The program also helped Tuite resolve questions about his major and long-term career goals.  “When I first applied to the SSLP, I was an undecided business major. However, there was a large disconnect between who I was and what I was studying. This was stressful because I was uninterested in my classes and applying for jobs and extracurriculars I didn't believe in. The SSLP gave me the context and courage to discern who I am and pursue what I am called to do. I now teach high school math in Denver and could not be happier." In other words, participants in immersive service experiences help students see the bigger picture, in which their end goal appears clearer and daily stresses appear smaller.

Many undergraduate programs throughout the country offer students the opportunity to develop their vocational identities. The research from Santa Clara confirms that a service immersion is one way for students to discern what they want to do with their lives. “Notre Dame tells you to develop yourself as a whole individual. You can’t do that after you graduate and are busy, so use the SSLP to build yourself now when you have a whole summer to figure out what you want to do,” urges Luke Michels, who completed his service immersion at Camp Ozanam, a wilderness adventure camp for children. As a sophomore majoring in engineering, Michels found it particularly helpful to do the SSLP. “Engineering is about making people’s lives better, literally making the world a better place, and that’s what the SSLP is about too. You don’t get a lot of formation through the courses in engineering, so the SSLP really helped do both of those things for me.”

When asked about how the SSLP impacted his ability to cope with stress, Michels said, “I definitely came back more confident, more peaceful, and able to let things go more.”

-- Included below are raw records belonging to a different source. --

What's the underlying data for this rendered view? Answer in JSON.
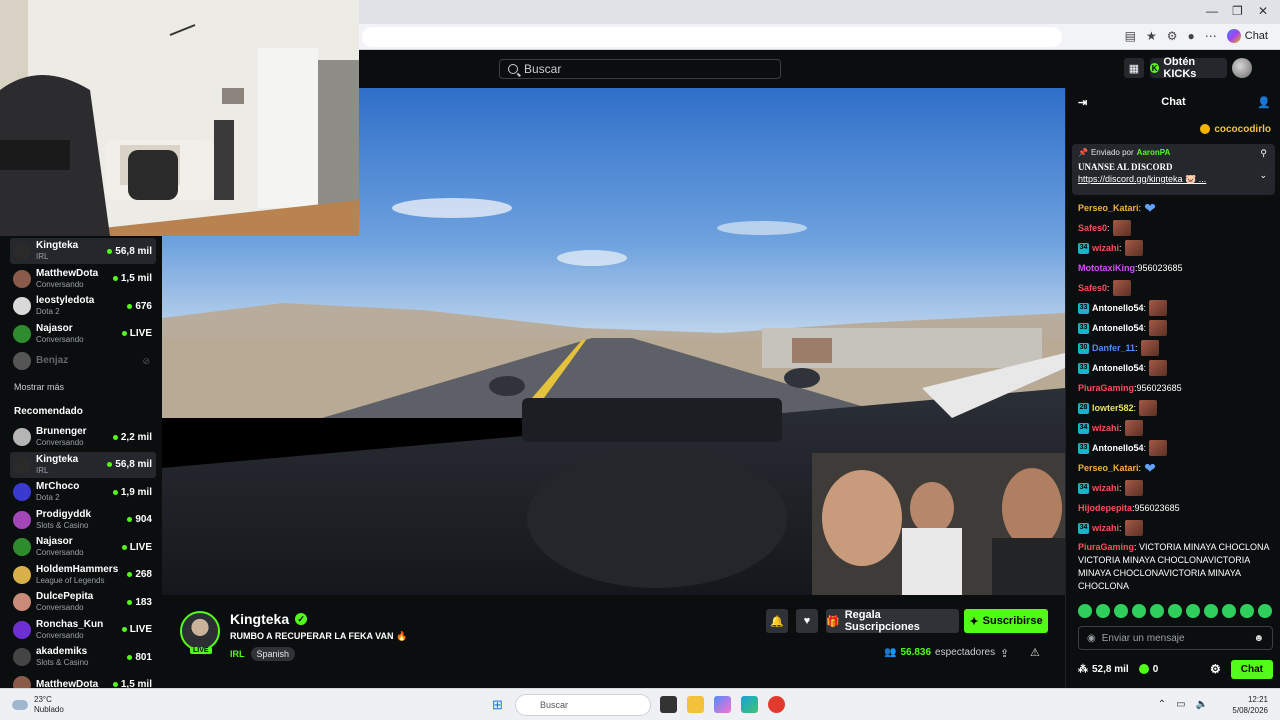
{
  "browser": {
    "window_controls": [
      "—",
      "❐",
      "✕"
    ],
    "chat_pill": "Chat"
  },
  "header": {
    "search_placeholder": "Buscar",
    "kicks_button": "Obtén KICKs"
  },
  "sidebar": {
    "following": [
      {
        "name": "Kingteka",
        "category": "IRL",
        "viewers": "56,8 mil",
        "active": true,
        "color": "#2a2a2a"
      },
      {
        "name": "MatthewDota",
        "category": "Conversando",
        "viewers": "1,5 mil",
        "color": "#8a5a4a"
      },
      {
        "name": "leostyledota",
        "category": "Dota 2",
        "viewers": "676",
        "color": "#d9d9d9"
      },
      {
        "name": "Najasor",
        "category": "Conversando",
        "viewers": "LIVE",
        "color": "#2e8b2e"
      },
      {
        "name": "Benjaz",
        "category": "",
        "viewers": "",
        "offline": true,
        "color": "#555"
      }
    ],
    "show_more": "Mostrar más",
    "recommended_title": "Recomendado",
    "recommended": [
      {
        "name": "Brunenger",
        "category": "Conversando",
        "viewers": "2,2 mil",
        "color": "#b5b5b5"
      },
      {
        "name": "Kingteka",
        "category": "IRL",
        "viewers": "56,8 mil",
        "active": true,
        "color": "#2a2a2a"
      },
      {
        "name": "MrChoco",
        "category": "Dota 2",
        "viewers": "1,9 mil",
        "color": "#3a3ad0"
      },
      {
        "name": "Prodigyddk",
        "category": "Slots & Casino",
        "viewers": "904",
        "color": "#a347b8"
      },
      {
        "name": "Najasor",
        "category": "Conversando",
        "viewers": "LIVE",
        "color": "#2e8b2e"
      },
      {
        "name": "HoldemHammers",
        "category": "League of Legends",
        "viewers": "268",
        "color": "#d8b04a"
      },
      {
        "name": "DulcePepita",
        "category": "Conversando",
        "viewers": "183",
        "color": "#c98a7a"
      },
      {
        "name": "Ronchas_Kun",
        "category": "Conversando",
        "viewers": "LIVE",
        "color": "#6d2fd0"
      },
      {
        "name": "akademiks",
        "category": "Slots & Casino",
        "viewers": "801",
        "color": "#444"
      },
      {
        "name": "MatthewDota",
        "category": "",
        "viewers": "1,5 mil",
        "color": "#8a5a4a"
      }
    ]
  },
  "stream": {
    "live_tag": "LIVE",
    "streamer": "Kingteka",
    "title": "RUMBO A RECUPERAR LA FEKA VAN 🔥",
    "category": "IRL",
    "language": "Spanish",
    "gift_button": "Regala Suscripciones",
    "subscribe_button": "Suscribirse",
    "viewer_count": "56.836",
    "viewer_label": "espectadores"
  },
  "chat": {
    "title": "Chat",
    "top_gifter": "cococodirlo",
    "pinned": {
      "sent_by_label": "Enviado por",
      "sender": "AaronPA",
      "text": "UNANSE AL DISCORD",
      "link": "https://discord.gg/kingteka 🐷 ..."
    },
    "messages": [
      {
        "user": "Perseo_Katari",
        "color": "#f3b03f",
        "text": "",
        "emote": "heart"
      },
      {
        "user": "Safes0",
        "color": "#ff4d5e",
        "text": "",
        "emote": "face"
      },
      {
        "user": "wizahi",
        "color": "#ff4d5e",
        "badge": "34",
        "text": "",
        "emote": "face"
      },
      {
        "user": "MototaxiKing",
        "color": "#d64dff",
        "text": "956023685"
      },
      {
        "user": "Safes0",
        "color": "#ff4d5e",
        "text": "",
        "emote": "face"
      },
      {
        "user": "Antonello54",
        "color": "#ffffff",
        "badge": "33",
        "text": "",
        "emote": "face"
      },
      {
        "user": "Antonello54",
        "color": "#ffffff",
        "badge": "33",
        "text": "",
        "emote": "face"
      },
      {
        "user": "Danfer_11",
        "color": "#4d8dff",
        "badge": "30",
        "text": "",
        "emote": "face"
      },
      {
        "user": "Antonello54",
        "color": "#ffffff",
        "badge": "33",
        "text": "",
        "emote": "face"
      },
      {
        "user": "PiuraGaming",
        "color": "#ff4d5e",
        "text": "956023685"
      },
      {
        "user": "lowter582",
        "color": "#e8e35a",
        "badge": "28",
        "text": "",
        "emote": "face"
      },
      {
        "user": "wizahi",
        "color": "#ff4d5e",
        "badge": "34",
        "text": "",
        "emote": "face"
      },
      {
        "user": "Antonello54",
        "color": "#ffffff",
        "badge": "33",
        "text": "",
        "emote": "face"
      },
      {
        "user": "Perseo_Katari",
        "color": "#f3b03f",
        "text": "",
        "emote": "heart"
      },
      {
        "user": "wizahi",
        "color": "#ff4d5e",
        "badge": "34",
        "text": "",
        "emote": "face"
      },
      {
        "user": "Hijodepepita",
        "color": "#ff4d5e",
        "text": "956023685"
      },
      {
        "user": "wizahi",
        "color": "#ff4d5e",
        "badge": "34",
        "text": "",
        "emote": "face"
      },
      {
        "user": "PiuraGaming",
        "color": "#ff4d5e",
        "text": "VICTORIA MINAYA CHOCLONA VICTORIA MINAYA CHOCLONAVICTORIA MINAYA CHOCLONAVICTORIA MINAYA CHOCLONA",
        "multi": true
      }
    ],
    "input_placeholder": "Enviar un mensaje",
    "kicks_points": "52,8 mil",
    "kicks_balance": "0",
    "send_button": "Chat"
  },
  "taskbar": {
    "temperature": "23°C",
    "weather": "Nublado",
    "search": "Buscar",
    "time": "12:21",
    "date": "5/08/2026"
  },
  "colors": {
    "accent": "#53fc18",
    "bg": "#0b0e0f",
    "panel": "#24272c"
  }
}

A study on participants involved in similar programs demonstrates that the altruistic actions associated with service experiences result in a greater sense of well being, longevity, and less stress. One possible explanation for the benefits of service experience may be that students faced with other examples of human suffering and marginalization gain perspective on their lives, as well as new skills for handling stress.

Service immersions help students hone their ability to cope with stress and discern short and long-term career goals. This year’s application deadline is February 1, and Michels is currently encouraging his peers and dorm mates to pursue an experience like his. “I’m telling my friends that a SSLP is going to develop you, which is what Notre Dame wants, so do the SSLP.”